Sudden cardiac arrest in the course of Takotsubo syndrome in a 15-year-old girl

The takotsubo syndrome (TTS) is a transient left ventricular apical contractile dysfunction caused by a stress factor. The clinical manifestation is similar to myocardial infarction. Early and remote prognosis are usually positive, whereas serious complications may occur in the course of TTS, including severe ventricular arrhythmia and cardiac rupture. Generally, TTS occurs in women at 60–80 years of age. However, cases of TTS in several-year-old children and teenagers have also been described [1–3].
A 15-year-old girl with prolapse of the mitral and tricuspid valve flap, with a several-month long medical history of ventricular arrhythmias, lost consciousness while writing a secondary school test. Moreover, her medical history included a stressful, several-month long examination period.
Sudden cardiac arrest (SCA) occurred with the ventricular fibrillation (CF) mechanism and pulseless electrical activity (PEA). Resuscitation actions were undertaken by the school personnel and were continued after 30 min by the Emergency Medical Service. The patient was defibrillated twice. Sudden cardiac arrest occurred again during transport to the Intensive Care Unit (ICU) of the Children’s Hospital.
On admission to the ICU, ECG demonstrated sinus tachycardia 130/min and ST elevation in V2–V6 leads. The laboratory test showed an increased troponin level – 3.464 ng/ml. Following hemodynamic stabilization of the patient and cardiological consultation, the patient was subjected to coronarography. Examination revealed normal coronary arteries, whereas the concomitant ventriculography revealed extensive left ventricular contractility disorders typical of the Takotsubo syndrome, with ejection fraction (LVEF) 25% (Figure 1).
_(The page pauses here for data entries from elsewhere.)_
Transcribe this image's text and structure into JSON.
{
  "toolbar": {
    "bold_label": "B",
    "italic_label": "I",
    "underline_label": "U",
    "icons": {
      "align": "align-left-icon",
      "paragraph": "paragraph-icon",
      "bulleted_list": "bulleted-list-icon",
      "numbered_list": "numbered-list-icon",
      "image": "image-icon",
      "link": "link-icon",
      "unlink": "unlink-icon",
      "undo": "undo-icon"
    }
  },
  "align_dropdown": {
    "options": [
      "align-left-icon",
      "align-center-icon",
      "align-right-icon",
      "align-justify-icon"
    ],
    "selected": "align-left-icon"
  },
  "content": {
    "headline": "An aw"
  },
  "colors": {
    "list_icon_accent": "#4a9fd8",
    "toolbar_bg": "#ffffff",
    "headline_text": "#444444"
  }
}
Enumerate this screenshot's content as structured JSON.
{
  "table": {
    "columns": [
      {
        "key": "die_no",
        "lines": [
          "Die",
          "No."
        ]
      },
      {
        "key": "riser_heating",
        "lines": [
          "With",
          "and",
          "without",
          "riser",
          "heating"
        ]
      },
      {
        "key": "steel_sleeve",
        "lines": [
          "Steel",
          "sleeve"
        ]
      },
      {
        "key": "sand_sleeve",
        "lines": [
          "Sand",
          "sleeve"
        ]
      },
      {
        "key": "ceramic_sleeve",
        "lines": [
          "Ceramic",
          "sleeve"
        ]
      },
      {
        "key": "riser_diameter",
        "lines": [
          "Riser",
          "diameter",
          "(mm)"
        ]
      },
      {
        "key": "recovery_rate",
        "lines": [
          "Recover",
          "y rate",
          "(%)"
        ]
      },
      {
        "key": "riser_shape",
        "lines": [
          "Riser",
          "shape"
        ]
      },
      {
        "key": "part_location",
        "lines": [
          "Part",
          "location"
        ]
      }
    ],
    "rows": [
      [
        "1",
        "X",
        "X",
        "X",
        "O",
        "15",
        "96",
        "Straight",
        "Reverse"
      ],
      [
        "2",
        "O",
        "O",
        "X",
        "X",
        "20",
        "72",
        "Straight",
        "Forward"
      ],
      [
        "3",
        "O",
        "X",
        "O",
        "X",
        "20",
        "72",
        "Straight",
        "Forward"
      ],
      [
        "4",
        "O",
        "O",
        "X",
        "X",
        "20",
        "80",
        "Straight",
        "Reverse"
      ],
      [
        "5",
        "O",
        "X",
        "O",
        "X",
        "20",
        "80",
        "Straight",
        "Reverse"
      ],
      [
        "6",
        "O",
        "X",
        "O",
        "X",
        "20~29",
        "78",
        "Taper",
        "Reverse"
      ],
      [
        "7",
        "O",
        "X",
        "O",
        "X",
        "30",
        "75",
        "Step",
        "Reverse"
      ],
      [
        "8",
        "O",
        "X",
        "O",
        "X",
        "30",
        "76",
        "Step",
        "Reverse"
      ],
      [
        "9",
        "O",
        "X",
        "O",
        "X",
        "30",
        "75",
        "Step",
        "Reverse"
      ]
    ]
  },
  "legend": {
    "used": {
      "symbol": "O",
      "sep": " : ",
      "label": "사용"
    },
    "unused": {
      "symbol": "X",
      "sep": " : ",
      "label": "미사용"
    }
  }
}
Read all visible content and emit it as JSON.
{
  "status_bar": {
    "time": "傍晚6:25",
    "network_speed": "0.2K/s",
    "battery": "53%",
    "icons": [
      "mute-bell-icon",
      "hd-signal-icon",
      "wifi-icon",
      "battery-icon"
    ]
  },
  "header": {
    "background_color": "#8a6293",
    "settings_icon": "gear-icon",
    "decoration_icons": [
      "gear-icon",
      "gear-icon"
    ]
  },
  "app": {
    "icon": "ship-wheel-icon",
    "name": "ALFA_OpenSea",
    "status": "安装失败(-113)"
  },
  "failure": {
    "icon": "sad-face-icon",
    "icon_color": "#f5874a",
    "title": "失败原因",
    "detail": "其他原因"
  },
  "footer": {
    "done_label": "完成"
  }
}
Despite the intensive therapy, the patient remained unconscious during subsequent hospitalization and was subjected to respirator treatment. Symptoms of serious central nervous system (CNS) damage were neurologically determined.
On day 10 of hospitalization follow-up echocardiography was performed, showing resolution of contractility disorders, and LVEF was estimated at 60% (confirmation of TTS). Brain scintigraphy was performed, and revealed absence of brain tissue perfusion. On day 18 of hospitalization brain death was pronounced, and upon the parents’ consent organs were removed.
According to the literature, TTS is typically caused in small children and teenagers by a physical factor (secondary TTS), whereas in adolescents it may be caused by a typical stress factor (primary TTS). Cases of TTS have been published in adolescents following injuries, with anorexia, intracranial hemorrhage and after surgical procedures. The occurrence of TTS at school age may be linked to examination stress. Takotsubo is less frequent in children, yet in contrast to adult patients, it typically possesses heart failure symptoms, loss of consciousness and serious cardiac arrhythmias [4, 5].
In the presented patient, the primary TTS was diagnosed due to the confirmed stress factor. However, due to previous SCA and resuscitation, the secondary form of Takotsubo induced by the catecholamines used during resuscitation cannot be ruled out.
The TTS pathomechanism has not been fully explained, yet thanks to registries and observational studies the knowledge on TTS, on the efficacy of applied treatment and types of possible complications, is becoming more extensive. Unfortunately, the proper diagnosis and treatment of TTS with SCA complication will not replace early and properly conducted resuscitation actions.

Conflict of interest

The authors declare no conflict of interest.

References

1. Lyon AR, Bossone E, Schneider B, et al. Current state of knowledge on Takotsubo syndrome: a Position Statement from the Taskforce on Takotsubo Syndrome of the Heart Failure Association of the European Society of Cardiology. Eur J Heart Fail 2016; 18: 8-27.
2. Zalewska-Adamiec M, Bachorzewska-Gajewska H, Tomaszuk-Kazberuk A, et al. Takotsubo cardiomyopathy: serious early complications and two-year mortality – a 101 case study. Neth Heart J 2016; 24: 511-9.
3. Zalewska-Adamiec M, Bachórzewska-Gajewska H, Kożuch M, et al. Cardiac rupture in Takotsubo cardiomyopathy treated surgically. Adv Interv Cardiol 2016; 12: 278-9.
4. Urbinati A, Pellicori P, Guerra F, et al. Takotsubo syndrome in the paediatric population: a case report and a systematic review. J Cardiovasc Med 2017; 18: 262-7.
5. Pearson TE, Frizzola MA, Priest MA, et al. Pediatric extracorporeal cardiopulmonary resuscitation patient with traumatic subarachnoid hemorrhage and Takotsubo syndrome. Air Med J 2018; 37: 64-6.